While the beginning is dramatic, much of the film unfolds in hushed but intense conversations. Carboni first explores the nature of assault victims, with Joana’s reluctance to be drawn further into painful memories despite the pleas of her partner Cecilia (Carina Sehn). There is a relatable disassociation, as the film makes you understand why Joana would rather do anything than mentally return to the scene of the crime.
Once Cléber and Elaine enter her world, the plot blossoms into something more complex. Greco and Crawshaw play their parts brilliantly, toeing a line where it becomes uncertain who has Maicon’s best interests at heart. Joana’s sudden importance in their legal fight gives her a sense of power that was robbed after the accident, but her compassion for the young boy in the middle overrides any anger. “No-ones asking you to be a judge” Cléber snaps when asking Joana for help, but that’s exactly what she, and the audience, are tempted to do.
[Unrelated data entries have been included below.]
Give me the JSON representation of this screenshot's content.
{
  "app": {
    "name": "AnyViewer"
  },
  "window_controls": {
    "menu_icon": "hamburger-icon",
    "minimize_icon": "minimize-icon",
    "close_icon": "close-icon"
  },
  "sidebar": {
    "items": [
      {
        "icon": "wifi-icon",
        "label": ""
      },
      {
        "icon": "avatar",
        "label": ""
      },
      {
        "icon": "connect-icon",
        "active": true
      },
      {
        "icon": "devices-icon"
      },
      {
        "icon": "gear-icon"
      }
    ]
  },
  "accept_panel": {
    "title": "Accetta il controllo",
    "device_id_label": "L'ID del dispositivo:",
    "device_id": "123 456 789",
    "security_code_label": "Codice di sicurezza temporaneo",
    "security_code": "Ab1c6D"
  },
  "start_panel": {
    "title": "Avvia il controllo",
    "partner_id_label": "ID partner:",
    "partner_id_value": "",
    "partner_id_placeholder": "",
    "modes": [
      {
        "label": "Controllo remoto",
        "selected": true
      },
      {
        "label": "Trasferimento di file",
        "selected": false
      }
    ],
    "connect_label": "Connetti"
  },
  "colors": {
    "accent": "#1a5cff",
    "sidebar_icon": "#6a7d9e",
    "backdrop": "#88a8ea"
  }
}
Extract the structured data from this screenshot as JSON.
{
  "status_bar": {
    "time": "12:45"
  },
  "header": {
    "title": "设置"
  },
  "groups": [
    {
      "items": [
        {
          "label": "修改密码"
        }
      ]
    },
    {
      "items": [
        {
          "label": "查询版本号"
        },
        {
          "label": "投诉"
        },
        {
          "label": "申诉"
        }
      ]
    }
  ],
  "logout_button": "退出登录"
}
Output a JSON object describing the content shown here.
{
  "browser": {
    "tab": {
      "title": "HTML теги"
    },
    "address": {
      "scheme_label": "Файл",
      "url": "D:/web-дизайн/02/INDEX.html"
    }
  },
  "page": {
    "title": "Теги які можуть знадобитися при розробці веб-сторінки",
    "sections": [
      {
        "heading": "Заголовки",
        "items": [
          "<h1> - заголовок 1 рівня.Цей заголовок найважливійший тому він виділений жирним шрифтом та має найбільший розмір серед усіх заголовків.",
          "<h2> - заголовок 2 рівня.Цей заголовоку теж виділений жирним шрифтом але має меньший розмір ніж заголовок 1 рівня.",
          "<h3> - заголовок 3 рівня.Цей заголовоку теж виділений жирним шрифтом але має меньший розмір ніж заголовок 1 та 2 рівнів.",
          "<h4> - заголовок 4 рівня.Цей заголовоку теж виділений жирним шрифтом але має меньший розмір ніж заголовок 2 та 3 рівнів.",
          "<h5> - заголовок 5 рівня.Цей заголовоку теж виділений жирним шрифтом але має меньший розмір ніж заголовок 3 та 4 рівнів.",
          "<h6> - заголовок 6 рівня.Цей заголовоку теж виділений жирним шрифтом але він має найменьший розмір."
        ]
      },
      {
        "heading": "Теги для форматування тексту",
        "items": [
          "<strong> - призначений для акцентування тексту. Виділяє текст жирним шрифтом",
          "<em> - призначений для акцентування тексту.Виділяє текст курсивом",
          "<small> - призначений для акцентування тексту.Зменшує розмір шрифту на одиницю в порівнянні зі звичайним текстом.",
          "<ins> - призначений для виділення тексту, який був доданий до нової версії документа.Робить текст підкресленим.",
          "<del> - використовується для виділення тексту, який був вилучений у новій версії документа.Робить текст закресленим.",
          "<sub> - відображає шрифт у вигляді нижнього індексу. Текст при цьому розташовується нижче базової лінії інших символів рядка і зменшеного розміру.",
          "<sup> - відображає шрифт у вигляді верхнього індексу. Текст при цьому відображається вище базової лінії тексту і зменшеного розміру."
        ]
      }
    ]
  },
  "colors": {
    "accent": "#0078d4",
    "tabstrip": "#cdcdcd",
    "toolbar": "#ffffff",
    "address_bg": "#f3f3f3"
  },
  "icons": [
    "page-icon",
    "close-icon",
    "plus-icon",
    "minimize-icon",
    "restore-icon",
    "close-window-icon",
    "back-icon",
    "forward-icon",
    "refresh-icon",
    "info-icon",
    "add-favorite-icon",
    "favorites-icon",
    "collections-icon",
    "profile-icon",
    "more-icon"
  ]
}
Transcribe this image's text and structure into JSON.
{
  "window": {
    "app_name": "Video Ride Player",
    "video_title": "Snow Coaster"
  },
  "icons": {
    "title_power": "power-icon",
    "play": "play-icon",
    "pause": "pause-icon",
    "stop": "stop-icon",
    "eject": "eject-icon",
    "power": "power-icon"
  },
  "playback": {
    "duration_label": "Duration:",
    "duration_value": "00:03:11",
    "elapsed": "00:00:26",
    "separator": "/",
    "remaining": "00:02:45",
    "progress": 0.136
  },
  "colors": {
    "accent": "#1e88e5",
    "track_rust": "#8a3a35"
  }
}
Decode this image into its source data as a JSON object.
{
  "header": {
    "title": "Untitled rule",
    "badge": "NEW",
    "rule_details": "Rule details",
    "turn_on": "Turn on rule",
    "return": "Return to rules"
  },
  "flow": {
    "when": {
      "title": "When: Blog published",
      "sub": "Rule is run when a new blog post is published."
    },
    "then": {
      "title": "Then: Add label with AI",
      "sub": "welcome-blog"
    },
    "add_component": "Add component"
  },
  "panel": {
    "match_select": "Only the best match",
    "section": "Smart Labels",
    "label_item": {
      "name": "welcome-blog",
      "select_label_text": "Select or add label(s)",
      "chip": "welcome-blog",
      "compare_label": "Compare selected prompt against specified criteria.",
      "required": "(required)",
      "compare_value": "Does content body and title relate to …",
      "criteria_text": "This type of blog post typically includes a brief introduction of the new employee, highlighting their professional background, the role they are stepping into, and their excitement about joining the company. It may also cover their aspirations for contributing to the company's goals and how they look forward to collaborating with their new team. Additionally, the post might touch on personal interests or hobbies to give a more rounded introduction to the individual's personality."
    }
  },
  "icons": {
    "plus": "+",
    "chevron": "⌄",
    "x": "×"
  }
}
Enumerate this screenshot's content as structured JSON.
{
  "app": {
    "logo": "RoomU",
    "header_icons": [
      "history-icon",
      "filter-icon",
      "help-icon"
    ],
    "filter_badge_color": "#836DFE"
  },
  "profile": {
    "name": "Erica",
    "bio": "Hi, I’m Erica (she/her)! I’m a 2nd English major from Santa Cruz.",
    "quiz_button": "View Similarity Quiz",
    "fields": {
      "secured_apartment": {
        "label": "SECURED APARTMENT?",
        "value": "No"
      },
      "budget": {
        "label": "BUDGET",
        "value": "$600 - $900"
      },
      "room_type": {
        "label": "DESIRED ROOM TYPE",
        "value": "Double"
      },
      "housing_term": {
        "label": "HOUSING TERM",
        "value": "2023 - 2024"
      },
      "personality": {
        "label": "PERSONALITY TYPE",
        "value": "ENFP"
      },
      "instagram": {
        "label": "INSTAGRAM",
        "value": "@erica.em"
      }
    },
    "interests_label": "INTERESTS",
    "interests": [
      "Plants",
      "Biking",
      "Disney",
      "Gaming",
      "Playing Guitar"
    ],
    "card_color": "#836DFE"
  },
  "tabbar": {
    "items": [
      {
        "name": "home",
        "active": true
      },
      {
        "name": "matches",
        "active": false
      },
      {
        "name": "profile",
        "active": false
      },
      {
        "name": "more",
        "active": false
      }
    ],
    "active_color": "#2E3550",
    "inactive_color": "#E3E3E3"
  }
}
Martins’ central performance is remarkable in its subtlety. However startling the twists in her journey may be, her authenticity finds an emotional grounding in each decision. Just as the accident blindsides her, so too she seems to be observing much of what comes after. Nothing is as it seems, and in that sense her enigmatic presence fits perfectly into the centre of the frame.
Thought-provoking and richly textured, The Accident artfully holds a mirror up to a brutal aspect of society, where even the most frightening moments can be met with dispassionate stares and the clicking of camera phones. It’s an impressive debut feature for Carboni, for whom this could be the start of an interesting directorial career.
The Accident has just premiered in the First Feature Competition strand of the 26th Tallinn Black Nights Film Festival.